Legal & General has large businesses in Britain and the United States and concentrates on annuities, which pay a fixed income for life, as well as investment management.

It has also been growing in the bulk annuity market, which involves taking on the risk of company defined benefit, or final salary, pension schemes.

This is seen as an expanding market as many schemes are in deficit and companies want to offload them.

"Our business is now well-positioned and focused on the products and geographies where we see optimum growth and cultural alignment," Chief Executive Nigel Wilson said in a trading update.

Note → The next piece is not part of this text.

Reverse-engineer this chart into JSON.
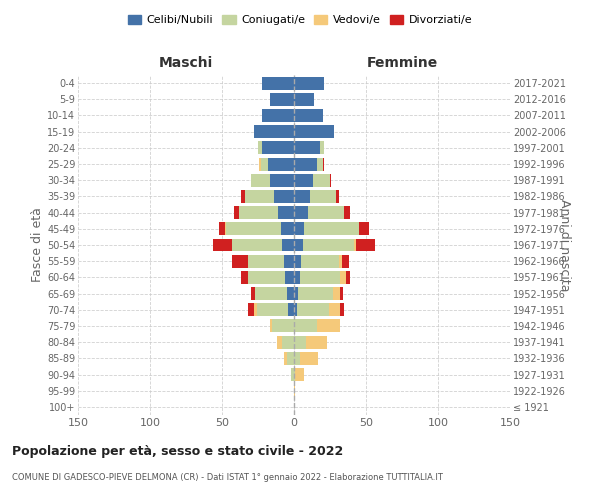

A day earlier L&G said it had agreed to sell a book of closed life insurance policies to a unit of Swiss Re for around $870 million (£650.2 million).

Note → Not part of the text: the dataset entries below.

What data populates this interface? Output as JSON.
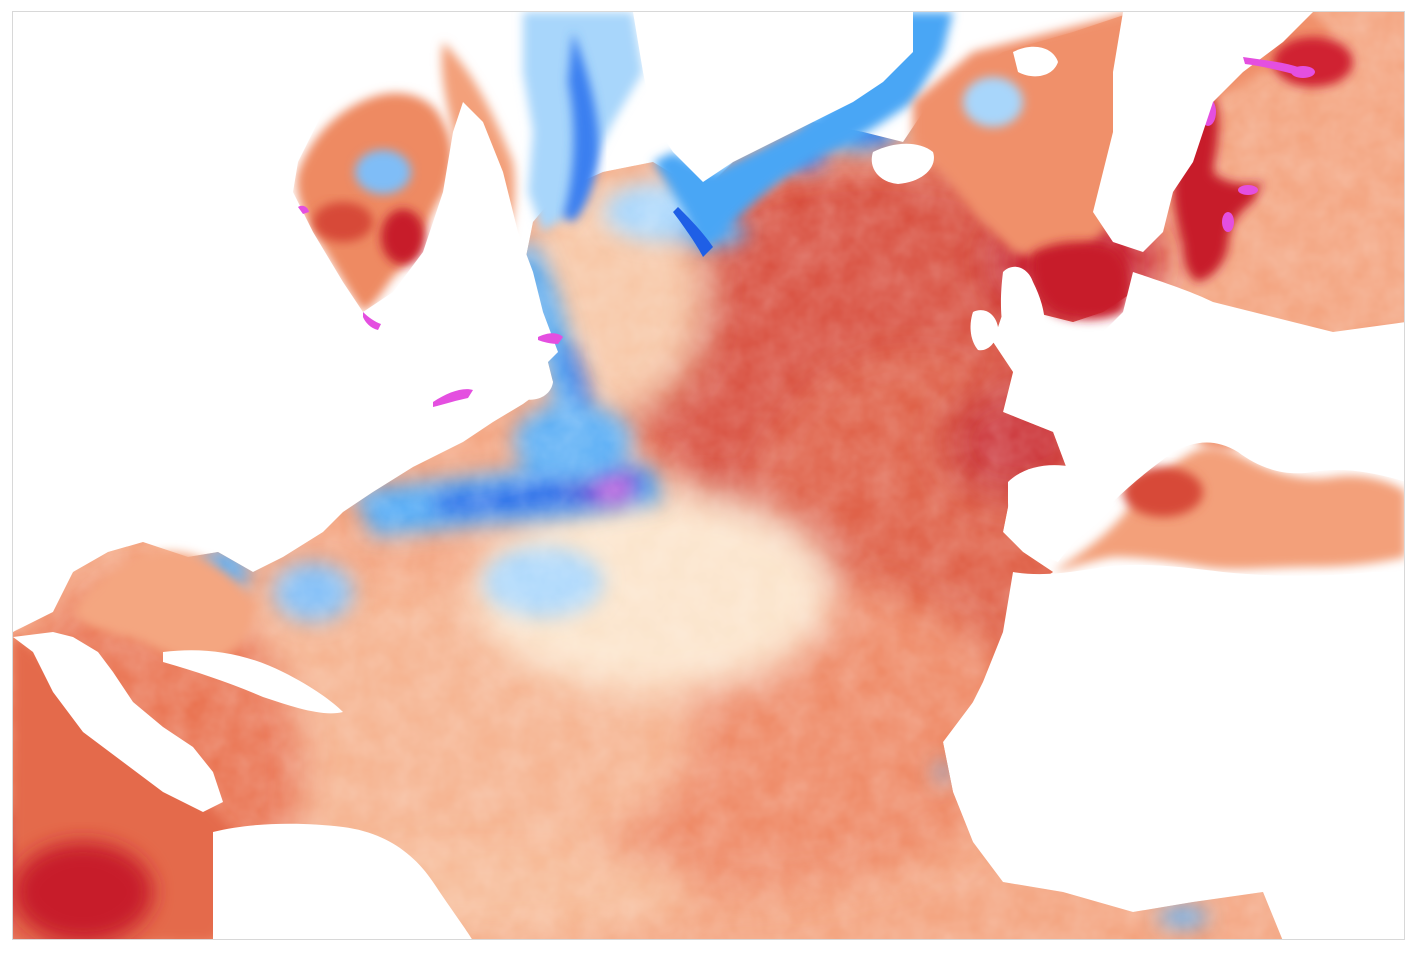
{
  "map": {
    "type": "sea-surface-temperature-anomaly",
    "region": "North Atlantic",
    "palette": {
      "cold_extreme": "#e05ae0",
      "cold_deep": "#3a1fd0",
      "cold_strong": "#1f5fe6",
      "cold_mid": "#4aa6f5",
      "cold_light": "#a8d6fb",
      "neutral": "#fff6de",
      "warm_light": "#fbd0b0",
      "warm_mid": "#f2956b",
      "warm_strong": "#e06046",
      "warm_deep": "#c71a2a",
      "warm_extreme": "#e44fe0",
      "land": "#ffffff",
      "frame": "#d8d8d8"
    },
    "legend_visible": false,
    "labels_visible": false
  }
}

The insurer said sales at its retirement business for 2017 to date stood at 6.2 billion pounds ($8.29 billion) supported by strong UK and U.S. institutional pension risk transfer markets, individual annuities and lifetime mortgages.

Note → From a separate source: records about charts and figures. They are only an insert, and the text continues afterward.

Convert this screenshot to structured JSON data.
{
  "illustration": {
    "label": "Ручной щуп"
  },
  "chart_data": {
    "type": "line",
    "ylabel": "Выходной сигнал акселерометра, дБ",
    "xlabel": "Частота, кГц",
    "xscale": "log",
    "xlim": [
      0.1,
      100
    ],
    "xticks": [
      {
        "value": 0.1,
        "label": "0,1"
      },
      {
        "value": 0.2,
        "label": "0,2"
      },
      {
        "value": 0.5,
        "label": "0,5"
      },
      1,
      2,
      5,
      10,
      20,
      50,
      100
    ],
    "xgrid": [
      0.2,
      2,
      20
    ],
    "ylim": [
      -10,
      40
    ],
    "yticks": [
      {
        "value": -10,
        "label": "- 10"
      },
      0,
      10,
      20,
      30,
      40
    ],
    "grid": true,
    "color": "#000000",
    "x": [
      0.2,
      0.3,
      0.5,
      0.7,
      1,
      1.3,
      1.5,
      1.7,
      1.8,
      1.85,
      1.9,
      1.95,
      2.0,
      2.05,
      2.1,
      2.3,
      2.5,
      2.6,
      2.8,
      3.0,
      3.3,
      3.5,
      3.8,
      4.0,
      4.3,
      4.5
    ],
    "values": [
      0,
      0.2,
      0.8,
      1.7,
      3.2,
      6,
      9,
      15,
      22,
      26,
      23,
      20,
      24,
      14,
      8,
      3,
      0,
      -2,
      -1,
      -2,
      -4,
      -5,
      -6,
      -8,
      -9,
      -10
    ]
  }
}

It said annuity sales year to date had generated 4.5 billion pounds of annuity premium, compared to 2 billion in the first half, and that it had doubled its U.S. institutional pension risk transfer business versus 2016.

Analysts at KBW, however, said the 4.5 billion pounds sales figure came in below their expectations. Annuity sales stood at 7 billion pounds in 2016, they noted, reiterating their "underperform" rating on the stock.

At 0910 GMT, shares in L&G were up 0.53 percent at 263.1 pence, compared with a 0.23 percent rise in the FTSE 100 index.